Although it may appear complex, in reality, it is very simple. Starting at the Star*, one can logically follow the trail (moving downwards in the diagram):

Point 1: Households are employed by both Private Companies and the Government: The income in a country is the aggregate of wages in each home, which is determined by the quality of businesses and their ability to compete both globally and domestically. If a firm’s top-line is rising, then wages are also likely to increase, and job creation is likely to be vibrant (Sweden and Italy are at opposite ends of this spectrum). A rising trend is generally a positive environment for banks and Housebuilders. For example, it should lead to increased demand for mortgages (these assets often represent close to 50% of total private credit in any given economy).

Point 2: The decision matrix around whether these employees work from home influences the Office REITs. This is becoming a very complex issue for companies that operate in this space.

Point 3: Following the diagram down, we note that if the employment and wage outlook is positive, this may encourage consumers to take on additional leverage. This is also important for banks, who generally have a higher profit margin from credit card, motor finance, and other shorter-term lending.

Point 4: A positive household income trend and higher levels of borrowing also increases the likelihood of rising consumption. The faster income rises, the more people will either spend or save. If people consume more, this is a very positive backdrop for payment companies. Within this, understanding the nature and evolution of consumption is an imperative as not all consumption helps payments: For example, we need to ask: What portion of spending in an economy is discretionary (which is more likely to be financed by credit cards)? What share is executed online? How is this structurally evolving over time?

In general, the greater the proportion executed online, the higher the potential revenue for payment companies like Adyen, Worldline, Nexi, PagSeguro, and Stone.

Point 5: The corollary of a high level of spend online is that consumption in-store and in shopping centres is lower. The evolution of this is important for Retail REITs such as Unibail and Klépierre.

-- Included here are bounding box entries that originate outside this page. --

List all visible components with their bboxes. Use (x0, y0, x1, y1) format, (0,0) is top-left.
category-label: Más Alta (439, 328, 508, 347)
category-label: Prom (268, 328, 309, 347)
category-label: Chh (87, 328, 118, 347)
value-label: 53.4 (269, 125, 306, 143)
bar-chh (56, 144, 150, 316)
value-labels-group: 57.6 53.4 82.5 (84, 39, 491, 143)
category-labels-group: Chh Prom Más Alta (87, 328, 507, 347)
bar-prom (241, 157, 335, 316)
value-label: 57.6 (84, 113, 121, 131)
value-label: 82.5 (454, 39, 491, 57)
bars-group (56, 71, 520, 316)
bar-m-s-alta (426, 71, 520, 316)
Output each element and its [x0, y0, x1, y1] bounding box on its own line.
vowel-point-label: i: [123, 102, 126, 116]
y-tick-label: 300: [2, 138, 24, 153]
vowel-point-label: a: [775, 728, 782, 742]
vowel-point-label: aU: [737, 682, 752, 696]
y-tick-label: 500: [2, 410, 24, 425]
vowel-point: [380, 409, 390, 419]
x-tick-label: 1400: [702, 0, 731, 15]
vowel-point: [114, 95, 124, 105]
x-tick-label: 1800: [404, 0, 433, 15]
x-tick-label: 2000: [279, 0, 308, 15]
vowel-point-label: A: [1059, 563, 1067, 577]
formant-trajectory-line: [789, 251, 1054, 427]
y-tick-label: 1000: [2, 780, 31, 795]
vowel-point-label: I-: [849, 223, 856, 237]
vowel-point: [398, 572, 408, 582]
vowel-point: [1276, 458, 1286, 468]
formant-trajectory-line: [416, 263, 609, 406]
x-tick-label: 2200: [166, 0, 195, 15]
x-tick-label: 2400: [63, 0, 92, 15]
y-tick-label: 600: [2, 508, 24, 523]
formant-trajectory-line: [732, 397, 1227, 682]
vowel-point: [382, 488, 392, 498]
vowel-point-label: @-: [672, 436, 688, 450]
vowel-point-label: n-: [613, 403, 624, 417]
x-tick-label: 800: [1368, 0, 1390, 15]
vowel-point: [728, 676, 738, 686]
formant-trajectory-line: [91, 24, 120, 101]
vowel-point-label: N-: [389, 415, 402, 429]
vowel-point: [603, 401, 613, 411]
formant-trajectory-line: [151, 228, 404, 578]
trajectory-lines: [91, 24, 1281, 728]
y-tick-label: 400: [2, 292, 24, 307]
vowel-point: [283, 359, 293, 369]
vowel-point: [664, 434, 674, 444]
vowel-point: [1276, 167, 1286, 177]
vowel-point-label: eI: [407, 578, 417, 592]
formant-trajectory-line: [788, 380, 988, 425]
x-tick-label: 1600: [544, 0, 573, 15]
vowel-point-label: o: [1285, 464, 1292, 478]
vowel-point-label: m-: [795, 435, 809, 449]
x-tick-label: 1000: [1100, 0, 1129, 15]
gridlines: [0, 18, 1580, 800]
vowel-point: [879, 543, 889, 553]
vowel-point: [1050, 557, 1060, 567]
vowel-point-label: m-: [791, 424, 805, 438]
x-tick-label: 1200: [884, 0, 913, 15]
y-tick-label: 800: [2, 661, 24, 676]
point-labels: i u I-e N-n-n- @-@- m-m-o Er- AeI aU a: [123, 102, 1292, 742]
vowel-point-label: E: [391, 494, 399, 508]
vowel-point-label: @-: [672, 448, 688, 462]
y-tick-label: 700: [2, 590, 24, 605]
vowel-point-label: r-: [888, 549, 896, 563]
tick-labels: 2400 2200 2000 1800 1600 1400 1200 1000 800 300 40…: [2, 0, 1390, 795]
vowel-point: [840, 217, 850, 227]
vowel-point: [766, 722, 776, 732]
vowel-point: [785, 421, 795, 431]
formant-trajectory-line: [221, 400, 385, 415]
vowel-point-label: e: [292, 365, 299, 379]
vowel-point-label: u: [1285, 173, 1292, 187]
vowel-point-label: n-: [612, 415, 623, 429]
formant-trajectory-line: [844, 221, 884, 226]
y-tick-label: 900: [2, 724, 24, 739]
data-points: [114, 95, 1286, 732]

Point 6: The difference between income and consumption is savings. This money can be put on deposit with banks or can be used to buy asset management products. The countries with high levels of household free cash flow in Europe include France, Germany, Italy, and Sweden. These economies also have large incumbent asset management firms (Amundi, DWS, and EQT are some examples). The higher the differential and the lower the loans to deposits ratio in any given country, the more “flow” that a given asset management firm can target.

Finally, these savings are often placed in the equity and debt of domestic companies that allow them to invest and generate increased profits, leading to more employment and consumption in time. This is especially the case if a country has a structural competitive advantage.

This circle continues as a structural advantage leads us back to the * in this diagram.

At Carraighill, we have the product tools and the data distilled sufficiently to focus increasingly on the company-specific factors that will now drive investment returns. This includes allocating greater time going forward to detailed fundamental analysis.

Ultimately, our role is to understand the long-term structural trends and the companies best placed in these cross sectors to benefit. This is a consistent process that relies on hard work, humility, and, most of all, patience.